USL Super Y-League North American Finals Feature
Monday, December 5, 2011
By NICHOLAS MURRAY
BRANDON, Fla. – Since the tournament’s inception, the USL Super Y-League North American Finals has had a featured contest between two of its top clubs. Held on Saturday night, this year’s match between the Florida Soccer Alliance and Black Watch SC continued the tradition of the Showcase Game with a high-tempo contest that ended with honors even.
For the first time this season, though, USL added a new feature to the event in the form of an international showcase. The seeds for this event were sown a year ago, when Maccabi Haifa head scout Alon Harazi was a guest speaker at the USL Annual General Meeting. This year, Harazi brought the Israeli club’s Academy side to the event, allowing the young players competing in the tournament to watch, and hopefully learn, from a top-level exhibition.
“Alon and I decided it would be good if we could get Maccabi Haifa to come in, their U17 squad, so that was where it all started,” USL National Technical Director Peter Mellor said. “Obviously, to bring this level of game into the championships is really to show our participant players and parents just what the professional level is about from an international perspective and to me that helps develop the mentality and understanding of where we’re at, and where the game is really at in terms of the top clubs in the world.”
Maccabi Haifa’s senior side has played exhibition games in the United States before, 1996 being the first occasion, but this was the first trip to the U.S. for its academy side, most of whom are 17 years old. In addition to the exhibition at the Super Y-League Finals, they are also going to compete later this month in the IMG Cup, a prestigious international tournament held at Bradenton’s IMG Academy, the home of the USL Olympic Development Program camp and now the USL PRO Combine.
With a wide scouting network that brings players from all backgrounds into their academy system at the age of around 12 or 13 years old, Harazi said playing international competition is an important part in the club’s development philosophy.
“From U13 we are starting to develop the players and try to help them recognize football from other countries, get them in tournaments,” Harazi said. “We fly to Europe and play tournament to understand what it’s going to be like to play out of the country. We have had good results, we can see that they understand what is waiting for them in the future, let them have some experience, and we can see improvement every time.”
Certainly, the squad that Maccabi brought to Florida was a strong one, and more than a match for its opponent from the Suncoast Premier League, Brandon Town FC. Shoval Gozlan and Dor Cohav each scored twice in an easy 7-0 victory, but the result on the night didn’t matter as much as watching the way the Haifa players moved off the ball and found each other with well-placed, incisive passes.

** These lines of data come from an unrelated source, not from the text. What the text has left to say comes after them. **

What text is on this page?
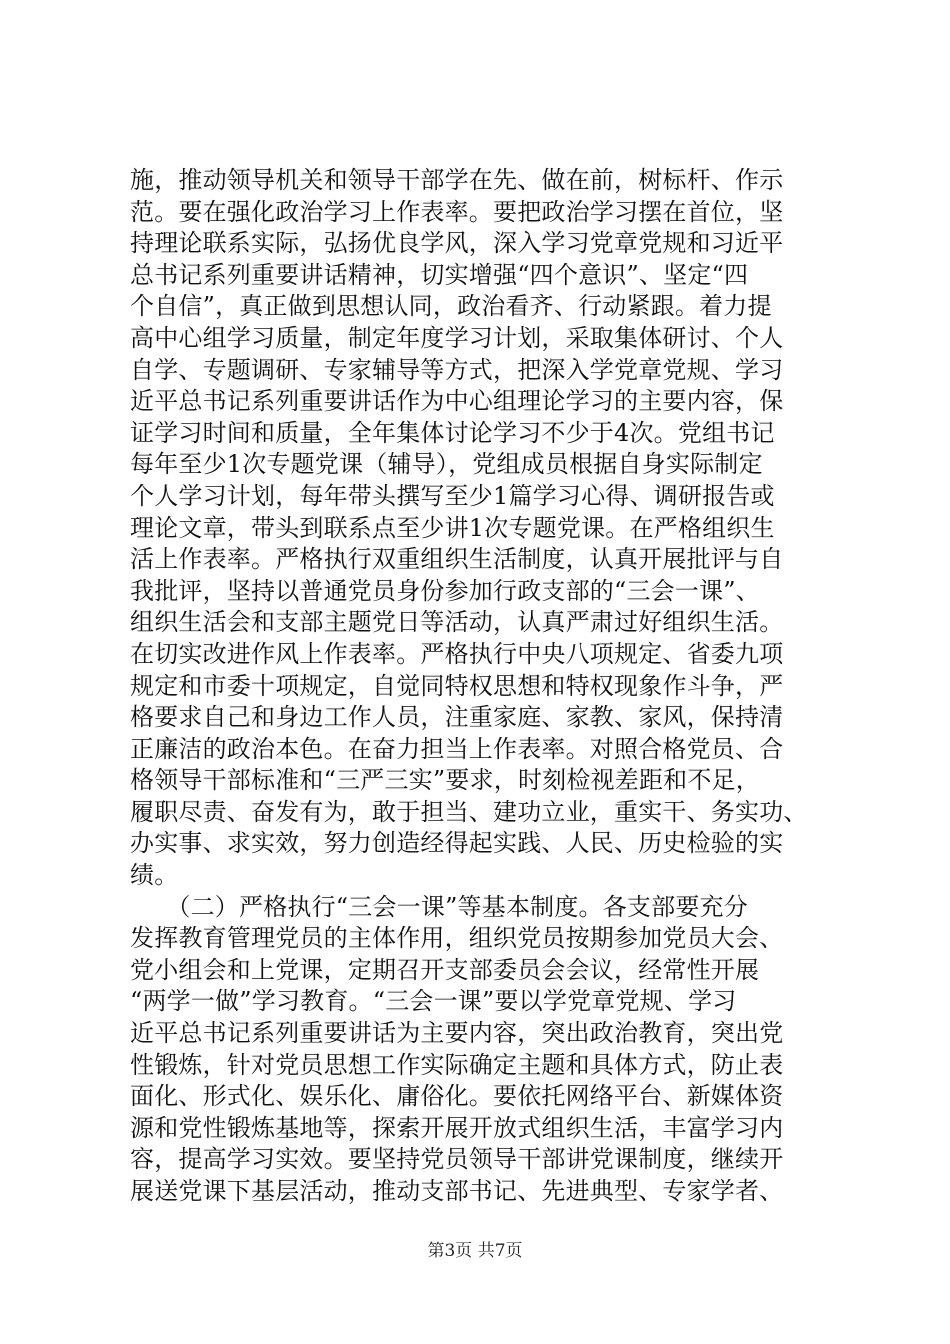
施，推动领导机关和领导干部学在先、做在前，树标杆、作示
范。要在强化政治学习上作表率。要把政治学习摆在首位，坚
持理论联系实际，弘扬优良学风，深入学习党章党规和习近平
总书记系列重要讲话精神，切实增强“四个意识”、坚定“四
个自信”，真正做到思想认同，政治看齐、行动紧跟。着力提
高中心组学习质量，制定年度学习计划，采取集体研讨、个人
自学、专题调研、专家辅导等方式，把深入学党章党规、学习
近平总书记系列重要讲话作为中心组理论学习的主要内容，保
证学习时间和质量，全年集体讨论学习不少于4次。党组书记
每年至少1次专题党课（辅导），党组成员根据自身实际制定
个人学习计划，每年带头撰写至少1篇学习心得、调研报告或
理论文章，带头到联系点至少讲1次专题党课。在严格组织生
活上作表率。严格执行双重组织生活制度，认真开展批评与自
我批评，坚持以普通党员身份参加行政支部的“三会一课”、
组织生活会和支部主题党日等活动，认真严肃过好组织生活。
在切实改进作风上作表率。严格执行中央八项规定、省委九项
规定和市委十项规定，自觉同特权思想和特权现象作斗争，严
格要求自己和身边工作人员，注重家庭、家教、家风，保持清
正廉洁的政治本色。在奋力担当上作表率。对照合格党员、合
格领导干部标准和“三严三实”要求，时刻检视差距和不足，
履职尽责、奋发有为，敢于担当、建功立业，重实干、务实功、
办实事、求实效，努力创造经得起实践、人民、历史检验的实
绩。
　　（二）严格执行“三会一课”等基本制度。各支部要充分
发挥教育管理党员的主体作用，组织党员按期参加党员大会、
党小组会和上党课，定期召开支部委员会会议，经常性开展
“两学一做”学习教育。“三会一课”要以学党章党规、学习
近平总书记系列重要讲话为主要内容，突出政治教育，突出党
性锻炼，针对党员思想工作实际确定主题和具体方式，防止表
面化、形式化、娱乐化、庸俗化。要依托网络平台、新媒体资
源和党性锻炼基地等，探索开展开放式组织生活，丰富学习内
容，提高学习实效。要坚持党员领导干部讲党课制度，继续开
展送党课下基层活动，推动支部书记、先进典型、专家学者、
第3页 共7页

“The quality of the passes, that’s where the speed is,” Mellor said. “Speed of play isn’t how fast you run, it’s how fast you move the ball, and what we’ve seen tonight is a clinic of how to move the ball quickly. But it’s not just the player on the ball that has impressed me tonight, it’s the players off the ball who, the moment the player on the ball gets the ball, moves into passing lanes. There are always options for the player on the ball, and that’s what the speed of play is so quick.”
Seeing up close the levels of passing and movement Maccabi Haifa exhibited is something Mellor hopes the young players in attendance would learn from and add to their games when they return to their clubs at the conclusion of the week-long tournament.

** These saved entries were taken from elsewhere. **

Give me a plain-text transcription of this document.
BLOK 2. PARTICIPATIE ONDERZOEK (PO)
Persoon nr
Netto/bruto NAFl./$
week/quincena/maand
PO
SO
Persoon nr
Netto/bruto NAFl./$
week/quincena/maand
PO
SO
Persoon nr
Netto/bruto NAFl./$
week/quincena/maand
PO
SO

“That’s where youngsters should see how important it is, off the ball, to look, find passing lanes or bounce off and give the player on the ball options,” Mellor said.
After the success of Sunday night’s event, Mellor said he hoped it can continue to be a feature of future Super Y-League Finals, with the potential for one of the USL’s PDL clubs to be featured against an international opponent such as Maccabi Haifa in the future. With the VisionPro Academy joining the league in 2012 in Tampa Bay, and Orlando City taking control of the Central Florida Kraze last week, it would certainly seem to be a logical next step in making the International Showcase as big a part of the week-long tournament as it’s Saturday night counterpart has been.
“This, to me, would be a great match-up for a PDL team,” Mellor said. “Even though Maccabi are mostly 17-year-olds, they are full-time professionals really and I think it would lead to a very, very competitive game with some of our PDL teams.”